The merging of the two groups began in the 1960s, mainly because they viewed with alarm the same thing—environmental degradation—though often for different reasons. A well-to-do naturalist might be concerned about the effects of pesticides on the eggshells of nesting waterfowl, while an impassioned social environmentalist might be alarmed about their effects on the tissues of migrant workers. It enlarged and strengthened both cases to add to the primary charges, "And it is bad also for ducks," or, as the case might be, "people." Both groups made important contributions to the alliance. The humanists were used to battling vested authority. They had acquired expertise in organization, public relations and in using and creating law. Old-line conservationists often had Establishment and political ties and the money to back causes and pay for long legal battles. (The average annual income of the members of the National Audubon Society is $35,000.) Most important, the old liners had the troops to attend public meetings, write letters and send telegrams. (Five groups—Audubon, Izaak Walton League, National Wildlife Federation, Sierra Club, Wilderness Society—have a collective membership of more than two million, more than the rest of the private environmental organizations combined.)
The alliance of humanists and naturalists still functions, but there are signs that it is not quite so cordial as it was in the halcyon days of the early 70s. Leaders of the older organizations often feel that their traditional interests are being taken too lightly by the social activists. Writing in the Pacific Historical Review, the Sierra Club's Mike McCloskey commented, "In the context of the new environmental movement, wilderness preservation appears to many as parochial and old-fashioned. It looks suspiciously like a retreat to fantasy or a withdrawl from the real world. Ironically, wilderness advocates have been slow in pointing out that it is none of these things."
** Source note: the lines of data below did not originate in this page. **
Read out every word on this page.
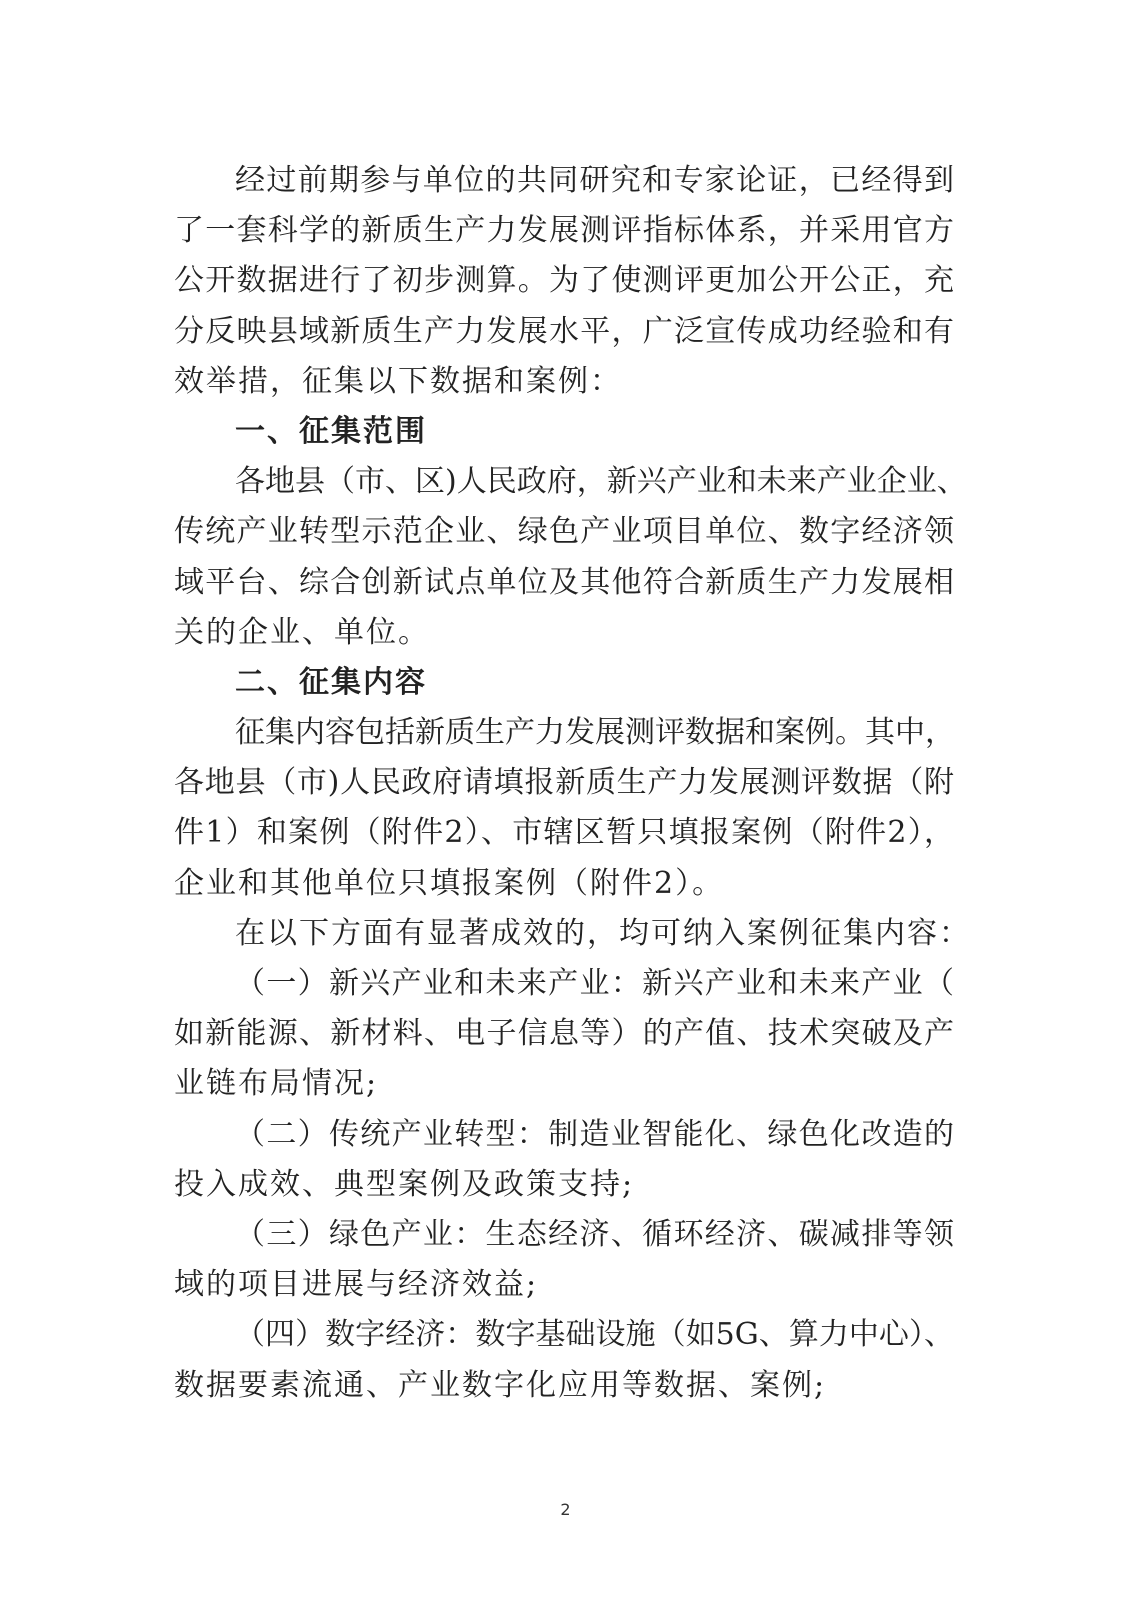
经过前期参与单位的共同研究和专家论证，已经得到
了一套科学的新质生产力发展测评指标体系，并采用官方
公开数据进行了初步测算。为了使测评更加公开公正，充
分反映县域新质生产力发展水平，广泛宣传成功经验和有
效举措，征集以下数据和案例：
一、征集范围
各地县（市、区)人民政府，新兴产业和未来产业企业、
传统产业转型示范企业、绿色产业项目单位、数字经济领
域平台、综合创新试点单位及其他符合新质生产力发展相
关的企业、单位。
二、征集内容
征集内容包括新质生产力发展测评数据和案例。其中，
各地县（市)人民政府请填报新质生产力发展测评数据（附
件1）和案例（附件2）、市辖区暂只填报案例（附件2），
企业和其他单位只填报案例（附件2）。
在以下方面有显著成效的，均可纳入案例征集内容：
（一）新兴产业和未来产业：新兴产业和未来产业（
如新能源、新材料、电子信息等）的产值、技术突破及产
业链布局情况;
（二）传统产业转型：制造业智能化、绿色化改造的
投入成效、典型案例及政策支持;
（三）绿色产业：生态经济、循环经济、碳减排等领
域的项目进展与经济效益;
（四）数字经济：数字基础设施（如5G、算力中心）、
数据要素流通、产业数字化应用等数据、案例;
2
There is also a feeling that traditional environmentalism has been weakened by too many extraneous causes. Again McCloskey: "We began [in the 70s] to do the work of other movements, trying to deal with social ills, war, the tax system, etc. In the name of environmentalism we were asked to do too much, to do more than society as a whole could do."
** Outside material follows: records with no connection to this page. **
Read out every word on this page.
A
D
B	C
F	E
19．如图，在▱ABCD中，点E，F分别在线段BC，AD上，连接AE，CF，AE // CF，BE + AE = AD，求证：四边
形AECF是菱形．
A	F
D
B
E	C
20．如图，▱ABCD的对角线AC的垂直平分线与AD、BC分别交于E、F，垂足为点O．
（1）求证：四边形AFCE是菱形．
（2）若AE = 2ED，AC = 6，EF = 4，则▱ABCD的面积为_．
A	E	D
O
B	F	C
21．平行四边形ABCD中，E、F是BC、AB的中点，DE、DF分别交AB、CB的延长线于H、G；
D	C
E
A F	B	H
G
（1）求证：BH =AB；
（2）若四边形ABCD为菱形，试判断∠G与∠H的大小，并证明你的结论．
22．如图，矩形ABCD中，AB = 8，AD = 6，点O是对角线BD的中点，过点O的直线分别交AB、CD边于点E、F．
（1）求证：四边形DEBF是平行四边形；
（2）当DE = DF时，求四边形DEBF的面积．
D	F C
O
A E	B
On the other side of the street, the humanists are increasingly critical of naturalists for not doing enough, taking too narrow a view.
"We are shifting to people-oriented cases, away from wildlife activities," says Bill Butler of the Environmental Defense Fund. "Toxic chemicals and energy are now 80% of our cases. At times our interests clash and we have to tell wildlife people, like the Friends of the Earth, to get another group to represent them. We can't say protect seals when our scientists say there are enough seals. Wildlife people have some very impractical ideas."
"Conservation groups are good organizations, and we appreciate their leadership," says Marlin Fitzwater of EPA, "but until recently they tended to emphasize esthetics. Wetlands and forests are important, but the gut issue is public health—bronchitis and emphysema—the fact that the air is so bad in Los Angeles that on about half the days of the year it is unsafe to jog outside."
It appears unlikely that the coolness between the humanists and naturalists will result in outright divorce; both parties still have many common interests and objectives. However, a not unlikely development within the movement is that the divisions between the two will become more apparent, their mutual causes and concerns will become more specialized, and the competition for public attention and support will become sharper.